Because of these problems, the expectant mother should be checked by a dentist and all teeth and gums in the mouth should be treated. In this period of pregnancy, it is necessary to take X-rays in cases where a film should be taken by wearing a lead apron
 
Third period-third trimester (six to nine months): Factors such as stress and pain that may occur during this period may lead to premature birth. In addition, during this period of time during the dental treatment the patient will lie on his back for a long time, the baby vena cava inferiora will cause pressure to cause blood circulation may be prevented.
 
DRUG USE IN PREGNANCY:
 
It is not preferred to use medication unless it is mandatory in pregnancy. The period when the baby is most sensitive to drugs is between 2 and 12 weeks. However, when the drug is not used, it is necessary to use the drug in case the existing infection or pain complaint causes greater problems in the patient. In this case, the drug should be used to evaluate the pregnancy period and the safety of the drug.
 
Drug categories in pregnancy:
 
Category A: It is determined that the drugs in this category do not cause any harm to the fetus.

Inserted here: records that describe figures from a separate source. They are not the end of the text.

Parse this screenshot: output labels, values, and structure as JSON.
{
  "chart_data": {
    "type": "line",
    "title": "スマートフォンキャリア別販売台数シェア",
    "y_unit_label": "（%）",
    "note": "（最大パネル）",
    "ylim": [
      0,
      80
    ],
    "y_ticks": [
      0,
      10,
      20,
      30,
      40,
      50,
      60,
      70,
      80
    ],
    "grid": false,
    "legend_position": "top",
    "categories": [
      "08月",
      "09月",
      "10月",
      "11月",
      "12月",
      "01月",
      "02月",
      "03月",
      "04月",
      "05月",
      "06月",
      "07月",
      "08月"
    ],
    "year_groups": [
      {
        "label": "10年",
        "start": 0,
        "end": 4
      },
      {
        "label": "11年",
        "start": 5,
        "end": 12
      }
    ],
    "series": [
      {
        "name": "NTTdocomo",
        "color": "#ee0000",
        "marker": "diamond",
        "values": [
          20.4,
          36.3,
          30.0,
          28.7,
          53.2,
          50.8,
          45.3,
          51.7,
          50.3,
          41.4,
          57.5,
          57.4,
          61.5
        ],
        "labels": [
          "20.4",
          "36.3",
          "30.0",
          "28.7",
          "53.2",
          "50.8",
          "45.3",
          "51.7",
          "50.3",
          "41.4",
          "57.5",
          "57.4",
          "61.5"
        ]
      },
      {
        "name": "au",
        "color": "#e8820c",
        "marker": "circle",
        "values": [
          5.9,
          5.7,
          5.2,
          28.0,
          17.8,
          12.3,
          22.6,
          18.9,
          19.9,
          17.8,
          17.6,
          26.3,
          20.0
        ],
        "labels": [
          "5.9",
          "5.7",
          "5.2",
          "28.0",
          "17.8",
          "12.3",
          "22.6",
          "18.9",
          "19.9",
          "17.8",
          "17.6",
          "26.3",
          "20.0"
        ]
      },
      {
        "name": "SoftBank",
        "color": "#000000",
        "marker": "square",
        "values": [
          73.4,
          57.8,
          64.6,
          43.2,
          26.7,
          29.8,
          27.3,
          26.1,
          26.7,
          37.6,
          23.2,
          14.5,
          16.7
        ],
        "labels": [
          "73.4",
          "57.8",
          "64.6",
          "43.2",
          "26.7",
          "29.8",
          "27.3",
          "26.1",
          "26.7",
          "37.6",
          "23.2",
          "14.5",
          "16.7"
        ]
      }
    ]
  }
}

Folic acid and levothyroxine can be given as an example in the category A drug group
 
Category B: The drugs in this group were found to have no harm in the studies in animals, or it was found to be harmful in animal studies, but it was determined that the study in humans did not cause any harm to the fetus. The drugs in category B include penicillin, cephalosporin, erythromycin
 
Category C: There was a risk in animal experiments, but not in humans. Nifedipine and omeprazole are examples.
 
Category D: It has been determined that the drug has harm to the fetus in the human. 
 
However, the not using of the drug is much more than the harm of the baby to the mother.
 
 
Category X: Fetus damage of the drug is much more than the benefit of the use of the drug. Therefore, the use of these drugs is not recommended. Examples of misoprostol and warfarin can be cited in this category.
 
It is recommended that the mother should not take the drug for the first three months if possible. Because the drug used in this period is much more teratogenic effect on the baby. If the mother needs to take medication; a single drug should be preferred instead of a combined drug; the mother should be given the smallest dose; regional medicine should be used instead of the whole body.
 
ORAL CARE IN PREGNANCY
 
Vomiting seen in the first months of pregnancy, changes in hormones, change in mother's eating habits cause tooth problems, tooth decay and gum problems
 In order to prevent any deterioration of oral health, the expectant mother must be checked by a dentist before the pregnancy, and all the dental treatments that may be a problem to the mother should be performed.
 
If the treatment of dental problems after the beginning of the pregnancy process is not urgent, it should be postponed to the end of the pregnancy. It is safe to perform dental problems that require treatment in the second term, but the pain that occurs outside of the second trimester and the emergency problems causing infection in the body must be treated with the necessary precautions.